Au début des années 80, sa carrière est à son zénith et ses films attirent en masse les spectateurs, mais déplaisent de plus en plus à la critique: Flic ou Voyou, Le Guignolo et Le Professionnel de Georges Lautner, L’As des as de Gérard Oury, Le Marginal de Jacques Deray, Les Morfalous d’Henri Verneuil, Joyeuses Pâques de Georges Lautner avec Sophie Marceau, ou Hold-up d’Alexandre Arcady, sur le tournage duquel il se blesse encore. En 1987, en revanche, Le Solitaire de Jacques Deray, le “polar de trop”, attire pour la première fois moins d’un million de spectateurs dans les salles… depuis 1963! Après trente ans d’interruption au théâtre, il remonte sur les planches pour interpréter Kean de Jean-Paul Sartre et rencontre un énorme succès. La fin des années 1980 est marquée par un grands succès critique et commercial: le sublime Itinéraire d’un enfant gâté (1989) de Claude Lelouch, par le biais duquel il remporte un César du meilleur acteur parfaitement mérité, mais aussi, au théâtre, où il campe un formidable et mémorable Cyrano de Bergerac, qu’il porte à travers le monde dans le cadre d’une tournée internationale.
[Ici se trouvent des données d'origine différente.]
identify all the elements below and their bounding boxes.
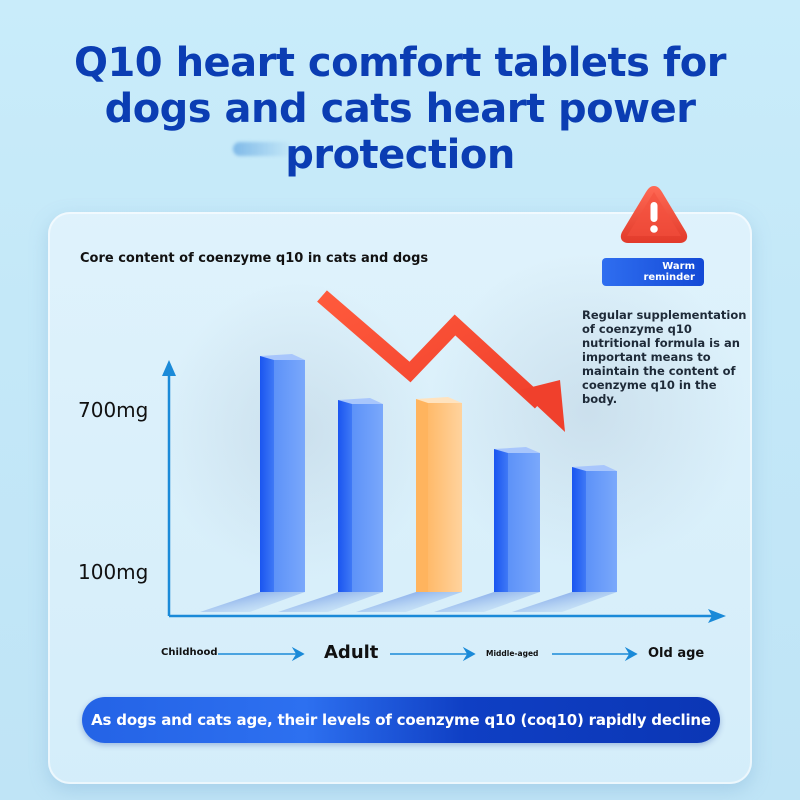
y-tick-700mg: 700mg: [78, 398, 149, 422]
stage-childhood: Childhood: [161, 647, 218, 658]
stage-middle-aged: Middle-aged: [486, 649, 539, 658]
decorative-swoosh: [233, 142, 293, 156]
warm-reminder-badge: Warm reminder: [602, 258, 704, 286]
headline-line-1: Q10 heart comfort tablets for: [73, 40, 727, 86]
summary-banner: As dogs and cats age, their levels of co…: [82, 697, 720, 743]
stage-old-age: Old age: [648, 646, 705, 661]
reminder-text: Regular supplementation of coenzyme q10 …: [582, 308, 747, 406]
warning-triangle-icon: [620, 186, 688, 243]
page-headline: Q10 heart comfort tablets for dogs and c…: [0, 40, 800, 178]
headline-line-3: protection: [285, 132, 515, 178]
y-tick-100mg: 100mg: [78, 560, 149, 584]
chart-title: Core content of coenzyme q10 in cats and…: [80, 251, 429, 266]
dog-silhouette: [428, 252, 748, 572]
stage-adult: Adult: [324, 642, 379, 663]
headline-line-2: dogs and cats heart power: [104, 86, 696, 132]
badge-line-1: Warm: [662, 261, 695, 272]
cat-silhouette: [158, 282, 438, 582]
badge-line-2: reminder: [643, 272, 695, 283]
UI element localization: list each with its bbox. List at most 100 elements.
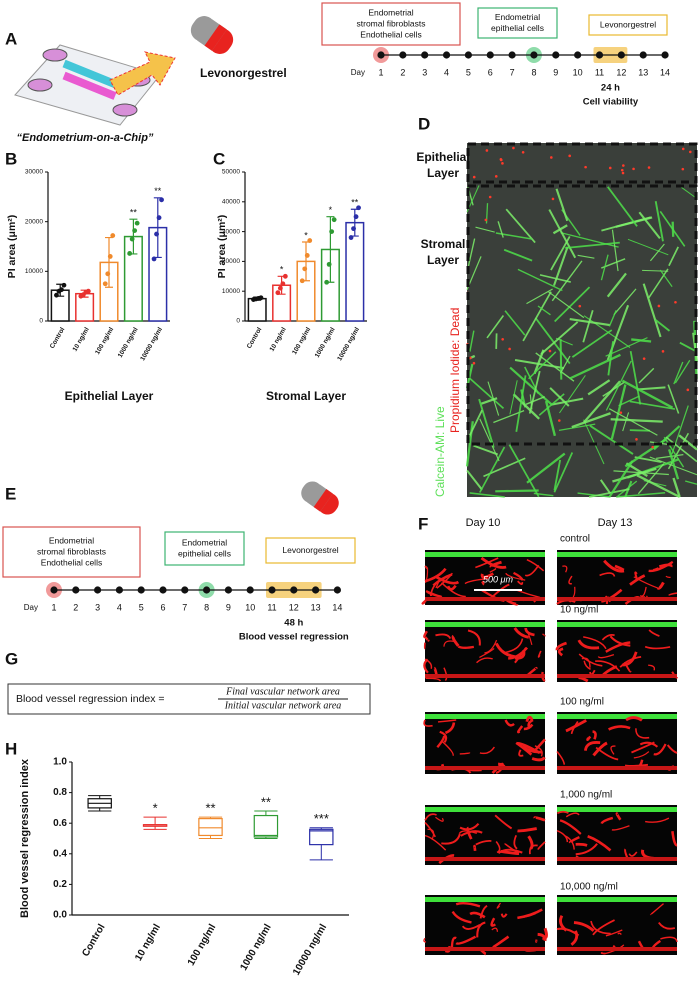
dead-cell bbox=[681, 147, 685, 151]
blood-vessel bbox=[592, 730, 597, 740]
panel-label: F bbox=[418, 514, 428, 533]
blood-vessel bbox=[479, 905, 488, 919]
chip-port bbox=[112, 103, 138, 117]
live-cell-fiber bbox=[656, 453, 684, 459]
x-tick-label: 10000 ng/ml bbox=[291, 922, 329, 977]
dead-cell bbox=[620, 168, 624, 172]
live-cell-fiber bbox=[629, 400, 676, 410]
data-point bbox=[258, 295, 264, 301]
blood-vessel bbox=[533, 816, 546, 822]
blood-vessel bbox=[556, 810, 569, 815]
data-point bbox=[105, 271, 111, 277]
data-point bbox=[324, 279, 330, 285]
blood-vessel bbox=[601, 634, 615, 641]
timeline-box-text: Endothelial cells bbox=[360, 29, 421, 39]
dead-cell bbox=[499, 158, 503, 162]
live-cell-fiber bbox=[659, 269, 673, 288]
blood-vessel bbox=[436, 572, 453, 589]
blood-vessel bbox=[424, 565, 428, 569]
panel-label: D bbox=[418, 114, 430, 133]
blood-vessel bbox=[466, 826, 473, 840]
day-number: 8 bbox=[531, 67, 536, 77]
dead-cell bbox=[635, 438, 638, 441]
live-cell-fiber bbox=[642, 283, 662, 338]
x-tick-label: Control bbox=[246, 326, 264, 350]
dead-cell bbox=[485, 149, 489, 152]
y-tick-label: 0.6 bbox=[53, 818, 67, 829]
live-cell-fiber bbox=[505, 208, 536, 244]
blood-vessel bbox=[517, 580, 524, 585]
blood-vessel bbox=[660, 936, 678, 943]
live-cell-fiber bbox=[569, 353, 621, 380]
blood-vessel bbox=[658, 921, 676, 930]
dead-cell bbox=[584, 165, 587, 169]
vessel-base bbox=[557, 597, 677, 601]
live-cell-fiber bbox=[571, 412, 611, 429]
whisker-high bbox=[254, 810, 278, 816]
pill-a bbox=[190, 16, 234, 54]
live-cell-fiber bbox=[622, 412, 630, 432]
blood-vessel bbox=[479, 647, 495, 658]
day-number: 13 bbox=[311, 602, 321, 612]
data-point bbox=[129, 236, 135, 242]
dead-cell bbox=[686, 388, 690, 392]
blood-vessel bbox=[495, 840, 501, 854]
dead-cell bbox=[608, 166, 612, 170]
live-cell-fiber bbox=[522, 291, 552, 342]
row-label: 10,000 ng/ml bbox=[560, 882, 618, 893]
y-tick-label: 10000 bbox=[222, 288, 240, 295]
day-number: 2 bbox=[400, 67, 405, 77]
blood-vessel bbox=[622, 651, 638, 667]
dead-cell bbox=[688, 150, 692, 154]
live-cell-fiber bbox=[504, 310, 526, 336]
blood-vessel bbox=[648, 629, 660, 637]
live-cell-fiber bbox=[571, 329, 613, 358]
live-cell-fiber bbox=[665, 436, 698, 463]
x-tick-label: Control bbox=[80, 922, 107, 958]
live-cell-fiber bbox=[692, 332, 699, 363]
live-cell-fiber bbox=[659, 210, 686, 247]
day-number: 14 bbox=[660, 67, 670, 77]
day-dot bbox=[333, 586, 341, 594]
y-tick-label: 1.0 bbox=[53, 757, 67, 768]
data-point bbox=[280, 281, 286, 287]
y-tick-label: 0 bbox=[236, 318, 240, 325]
blood-vessel bbox=[611, 825, 630, 831]
blood-vessel bbox=[446, 584, 457, 591]
dead-cell bbox=[621, 171, 625, 175]
blood-vessel bbox=[635, 728, 650, 739]
day-dot bbox=[661, 51, 669, 59]
live-cell-fiber bbox=[600, 254, 609, 281]
data-point bbox=[299, 278, 305, 284]
blood-vessel bbox=[526, 558, 545, 572]
live-cell-fiber bbox=[627, 238, 669, 256]
blood-vessel bbox=[455, 901, 481, 908]
blood-vessel bbox=[556, 751, 565, 765]
column-label: Day 13 bbox=[598, 517, 633, 529]
drug-name: Levonorgestrel bbox=[200, 66, 287, 80]
live-cell-fiber bbox=[486, 315, 505, 339]
blood-vessel bbox=[634, 571, 638, 579]
timeline-box-text: Endometrial bbox=[495, 12, 540, 22]
vessel-base bbox=[557, 947, 677, 951]
vessel-image bbox=[557, 620, 677, 682]
data-point bbox=[275, 290, 281, 296]
dead-cell bbox=[508, 347, 511, 351]
dead-cell bbox=[681, 167, 685, 171]
live-cell-fiber bbox=[558, 423, 596, 431]
live-cell-fiber bbox=[613, 288, 637, 316]
data-point bbox=[159, 197, 164, 203]
blood-vessel bbox=[592, 919, 615, 936]
chip-channel bbox=[62, 71, 117, 100]
epithelium-band bbox=[557, 807, 677, 812]
blood-vessel bbox=[461, 924, 481, 930]
blood-vessel bbox=[424, 658, 433, 669]
data-point bbox=[134, 220, 140, 226]
epithelium-band bbox=[557, 552, 677, 557]
y-tick-label: 50000 bbox=[222, 169, 240, 176]
day-number: 8 bbox=[204, 602, 209, 612]
blood-vessel bbox=[435, 575, 460, 585]
blood-vessel bbox=[459, 822, 480, 831]
day-label: Day bbox=[24, 603, 38, 612]
blood-vessel bbox=[537, 932, 547, 942]
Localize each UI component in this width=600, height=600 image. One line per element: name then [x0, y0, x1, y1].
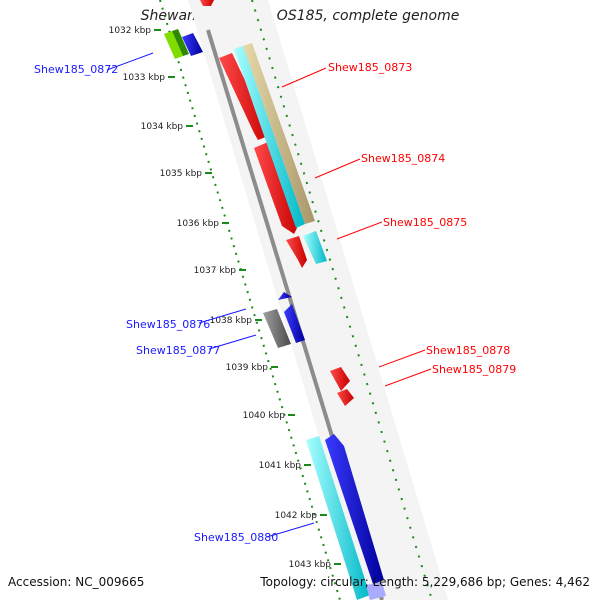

Les années 90 comportent aussi leur lot de bons films: L’Inconnu dans la maison de Georges Lautner, Les Misérables du XXe siècle de Claude Lelouch ou Une chance sur deux de Patrice Leconte. Au théâtre, il accumule les succès, avec Tailleur pour dames, La Puce à l’oreille ou Frédérick ou le boulevard du crime d’Éric-Emmanuel Schmitt. S’il continue à tourner jusqu’à la moitié des années 2000, il rencontre néanmoins une série de problèmes de santé qui le poussent d’abord à renoncer aux planches, puis à se faire de plus en plus rare au cinéma, jusqu’à l’annonce de sa retraite en 2015, à 82 ans. Il accumule cependant les distinctions au cours des deux dernières décennies de sa vie: il est promu commandeur dans l’ordre national de la Légion d’honneur (2007), reçoit une Palme d’honneur pour l’ensemble de sa carrière à Cannes (2011), un Lion d’or similaire à la Mostra de Venise (2016), ou encore un vibrant hommage aux Césars en février 2017, entouré de ses amis et soutenu par une longue standing ovation. Il est élevé à la dignité de grand officier dans l’ordre national de la Légion d’honneur en 2019. Pourtant, l’homme n’a jamais été friand de ce genre de reconnaissance: sa seule véritable légitimité, il l’aura prise toute sa vie du grand public. Il meurt le 6 septembre 2021 à l’âge de 88 ans et un ultime hommage national lui est rendu dans la cour des Invalides.